As palavras que descem da Serra: Shalimar o palhaço de Salman Rushdie

0
27

Hoje da Serra as palavras a descer pertencem a Salman Rushdie. Dizer que pertencem será correcto? Na verdade quando um escritor verte num monitor de computador (claro que já não é em papel!!!!) as palavras que formam uma obra, deixa de ser dono delas, elas passam a ser uma oferta aos leitores, podendo ser até uma oferta gratuita, se formos a uma biblioteca pedir emprestadas essas palavras. Portanto vou reformular, hoje da Serra descem palavras que pertenceram a Salman Rushdie e que ele resolveu doar ao mundo.
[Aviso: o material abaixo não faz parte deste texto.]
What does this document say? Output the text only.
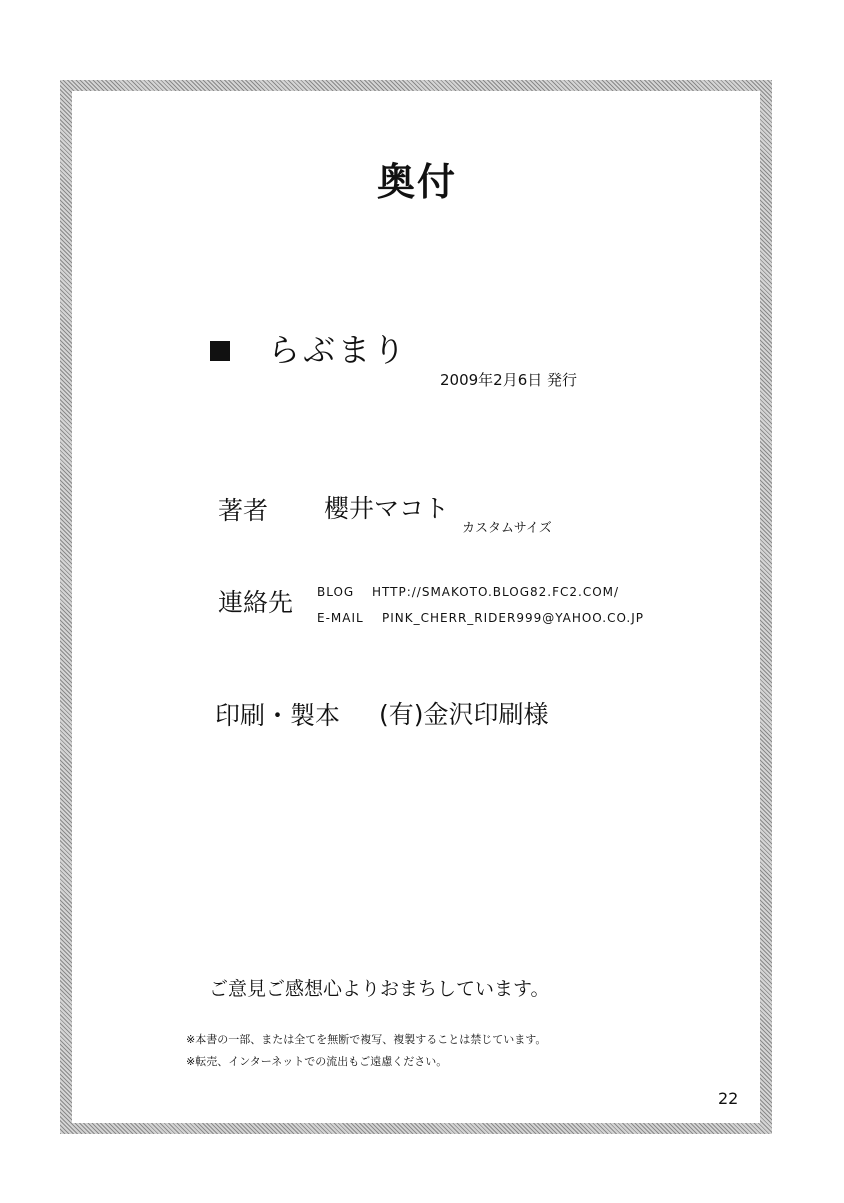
奥付
らぶまり
2009年2月6日 発行
著者 櫻井マコト
カスタムサイズ
連絡先 BLOG HTTP://SMAKOTO.BLOG82.FC2.COM/
E-MAIL PINK_CHERR_RIDER999@YAHOO.CO.JP
印刷・製本 (有)金沢印刷様
ご意見ご感想心よりおまちしています。
※本書の一部、または全てを無断で複写、複製することは禁じています。
※転売、インターネットでの流出もご遠慮ください。
22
Todos nós já ouvimos falar deste homem, que nasceu em Bombaim em 1947, e que foi condenado à morte pelo Aiatola Ruhollah Khomeini, depois de ter escrito os Versículos Satânicos. Esta obra foi publicada em 1989 e agitou um mundo já de si agitado, o do Islão. Comprei, tentei ler e desisti. Seria demasiado jovem? Demasiado ignorante? Provavelmente as duas coisas…em relação ao Islão continuo a mesma ignorante que era então, a juventude essa foi passando. Um dia hei-de ler. Por hoje trago às lides Shalimar o Palhaço.

Salman Rushdie

Shalimar o palhaço

“A religião era um disparate e, contudo, as histórias religiosas comoviam-na, o que era confuso. Será que a sua mãe morta, sabendo do seu ateísmo, teria chorado por ela, como uma santa?”

“-Não penses na corda como um trilho seguro no espaço- tinha-lhe dito o pai. -Pensa nela como um trilho de ar compacto. Ou pensa no ar como algo que se está a preparar para se transformar em corda.(…) Abdullah Sher Noman  iniciava assim o filho num mistério.”
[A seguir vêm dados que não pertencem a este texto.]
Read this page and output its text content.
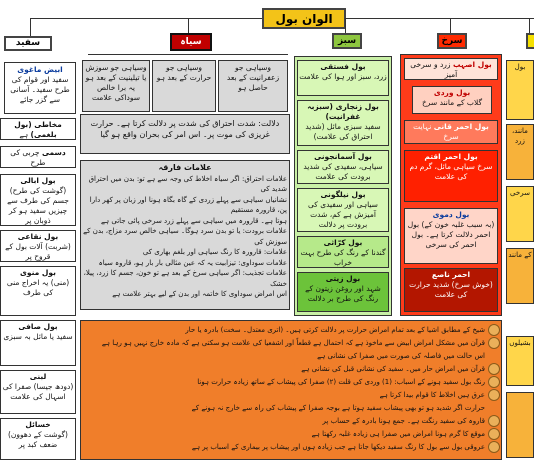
الوان بول
سفید	سیاہ	سبز	سرخ
وسیاہی جو سوزش یا تیلینیت کے بعد ہو یہ برا خالص سوداکی علامت
وسیاہی جو حرارت کے بعد ہو
وسیاہی جو زعفرانیت کے بعد حاصل ہو
دلالت: شدت احتراق کی شدت پر دلالت کرتا ہے۔ حرارت غریزی کی موت پر۔ اس امر کی بحران واقع ہو گیا
علامات فارقہ
علامات احتراق: اگر سیاہ اخلاط کی وجہ سے ہے تو: بدن میں احتراق شدید کی
نشانیاں سیاہی سے پہلے زردی کے گاہ بگاہ ہونا اور زبان پر کھر دارا پن، قارورہ مستقیم
ہوتا ہے۔ قارورہ میں سیاہی سے پہلے زرد سرخی پائی جاتی ہے
علامات برودت: یا تو بدن سرد ہوگا۔ سیاہی خالص سرد مزاج، بدن کے سوزش کی
علامات: قارورہ کا رنگ سیاہی اور بلغم بھاری کی
علامات سوداوی: تیزابیت یہ کہ عین مثالی بار بار ہو، قاروہ سیاہ
علامات تجذیب: اگر سیاہی سرخ کے بعد ہے تو خون، جسم کا زرد، پیلا، خشک
اس امراض سوداوی کا خاتمہ اور بدن کے لیے بہتر علامت ہے
بول فستقی
زرد، سبز اور ہوا کی علامت
بول زنجاری (سبزبہ غفرانیت)
سفید سبزی مائل (شدید احتراق کی علامت)
بول آسمانجونی
سیاہی، سفیدی کی شدید برودت کی علامت
بول نیلگونی
سیاہی اور سفیدی کی آمیزش ہے کم، شدت برودت پر دلالت
بول کرّاثی
گندنا کے رنگ کی طرح بہت خراب
بول زیتی
شہد اور روغن زیتون کے رنگ کی طرح بر دلالت
بول اصہب زرد و سرخی آمیز
بول وردی
گلاب کے مانند سرخ
بول احمر قانی نہایت سرخ
بول احمر اقتم
سرخ سیاہی مائل، گرم دم کی علامت
بول دموی
(بہ سبب غلبہ خون کے) بول احمر دلالت کرتا ہے۔ بول احمر کی سرخی
احمر ناصع
(خوش سرخ) شدید حرارت کی علامت
بول
مانند، زرد
سرخی
کے مانند
بشیلوں
ابیض ماغوی
سفید اور قوام کی طرح سفید۔ آسانی سے گزر جائے
مخاطی (بول بلغمی) ہے
دسمی چربی کی طرح
بول ابالی
(گوشت کی طرح) جسم کی طرف سے چیزیں سفید ہو کر ذوبان پر
بول نقاعی
(شربت) آلات بول کے قروح پر
بول منوی
(منی) یہ اخراج منی کی طرف
بول صافی
سفید یا مائل بہ سبزی
لبنی
(دودھ جیسا) صفرا کی اسہال کی علامت
خسائل
(گوشت کے دھوون) ضعف کبد پر
شیخ کے مطابق اشیا کے بعد تمام امراض حرارت پر دلالت کرتی ہیں۔ (اتری معتدل۔ سخت) بادرہ یا حار
قرآن میں مشکل امراض ابیض سے ماخوذ ہے کہ احتمال ہے قطعاً اور اشفعیا کی علامت ہو سکتی ہے کہ مادہ خارج نہیں ہو رہا ہے
اس حالت میں فاصلہ کی صورت میں صفرا کی نشانی ہے
قرآن میں امراض حار میں۔ سفید کی نشانی قبل کی نشانی ہے
رنگ بول سفید ہونے کے اسباب: (1) وردی کی قلت (۲) صفرا کی پیشاب کے ساتھ زیادہ حرارت ہونا
عرق ہیں اخلاط کا قوام بیدا کرتا ہے
حرارت اگر شدید ہو تو بھی پیشاب سفید ہوتا ہے بوجہ صفرا کے پیشاب کی راہ سے خارج نہ ہونے کے
قاروہ کی سفید رنگت ہے۔ جمع ہونا بادرہ کے حساب پر
موقع کا گرم ہونا امراض میں صفرا ہی زیادہ غلبہ رکھتا ہے
عروقی بول سے بول کا رنگ سفید دیکھا جاتا ہے جب زیادہ ہوں اور پیشاب پر بیماری کے اسباب پر ہے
“ A primavera era uma ilusão de renovação. As flores abriam, os vitelos e os cabritos nasciam e os ovos fendiam nos ninhos, mas a inocência do passado nunca mais voltava. Boonyi Kaul Noman nunca mais voltou a viver em Pachigam. Viveu durante o resto da sua vida nessa cabana na colina cheia de pinheiros onde, um dia, uma profetiza tinha decidido que o futuro seria demasiado horrível e tinha ficado à espera, de pernas cruzadas, da morte.”
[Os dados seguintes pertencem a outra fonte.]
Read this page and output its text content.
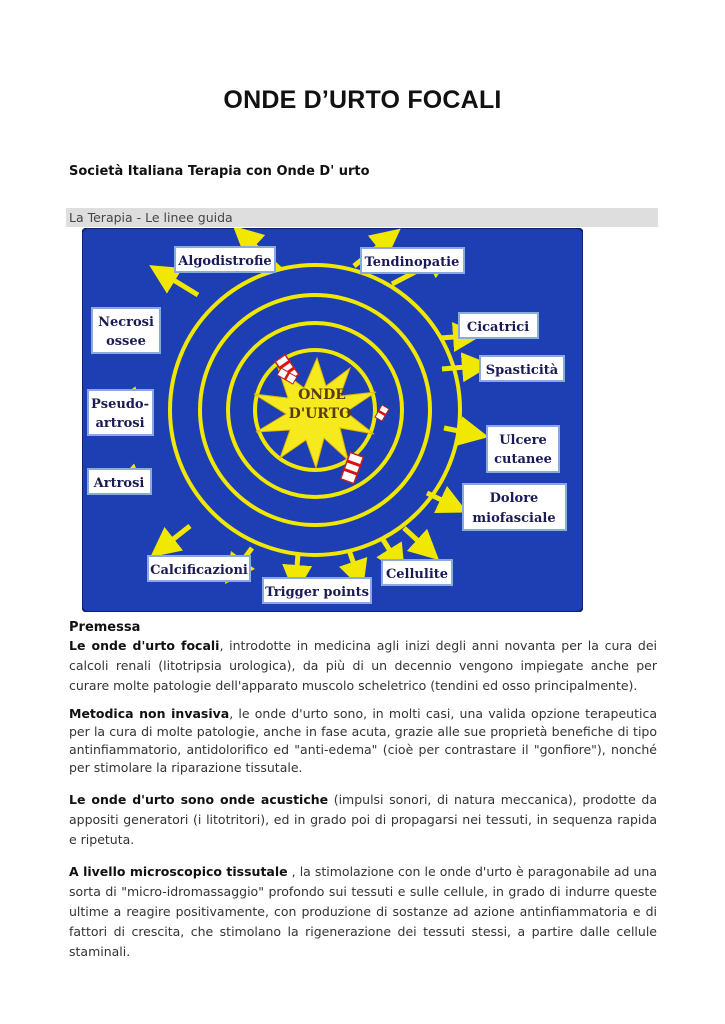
ONDE D’URTO FOCALI
Società Italiana Terapia con Onde D' urto
La Terapia - Le linee guida
ONDE
D'URTO
Algodistrofie	Tendinopatie
Necrosi
ossee
Cicatrici
Spasticità
Pseudo-
artrosi
Ulcere
cutanee
Artrosi
Dolore
miofasciale
Calcificazioni	Cellulite
Trigger points
Premessa
Le onde d'urto focali, introdotte in medicina agli inizi degli anni novanta per la cura dei calcoli renali (litotripsia urologica), da più di un decennio vengono impiegate anche per curare molte patologie dell'apparato muscolo scheletrico (tendini ed osso principalmente).
Metodica non invasiva, le onde d'urto sono, in molti casi, una valida opzione terapeutica per la cura di molte patologie, anche in fase acuta, grazie alle sue proprietà benefiche di tipo antinfiammatorio, antidolorifico ed "anti-edema" (cioè per contrastare il "gonfiore"), nonché per stimolare la riparazione tissutale.
Le onde d'urto sono onde acustiche (impulsi sonori, di natura meccanica), prodotte da appositi generatori (i litotritori), ed in grado poi di propagarsi nei tessuti, in sequenza rapida e ripetuta.
A livello microscopico tissutale , la stimolazione con le onde d'urto è paragonabile ad una sorta di "micro-idromassaggio" profondo sui tessuti e sulle cellule, in grado di indurre queste ultime a reagire positivamente, con produzione di sostanze ad azione antinfiammatoria e di fattori di crescita, che stimolano la rigenerazione dei tessuti stessi, a partire dalle cellule staminali.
Tudo o que sou é a tua mãe que me faz, começava a carta. Cada golpe que me atinge é o teu pai que o desfere.”

Sinopse

A escrita de Rushdie, sendo única, tem laivos interessantes do realismo mágico sul americano. É uma escrita intensa, prenhe de cor, de cheiros, de sensações tácteis. Todos os nossos sentidos são convocados para a leitura. Somos obrigados a viajar pelo interior das personagens, vendo o belo e o horrível que coabitam em cada um; pelos olhos de cada uma vemos o mundo, que assim assume, obrigatoriamente, nuances diferentes. As descrições espaço-temporais são de uma vivacidade que dá para sentir na pele a água gelada do MusKadoon ou o toque do Sol num campo florido de açafrão.  Os mortos falam que se desunham, umas vezes coisas agradáveis outras nem por isso.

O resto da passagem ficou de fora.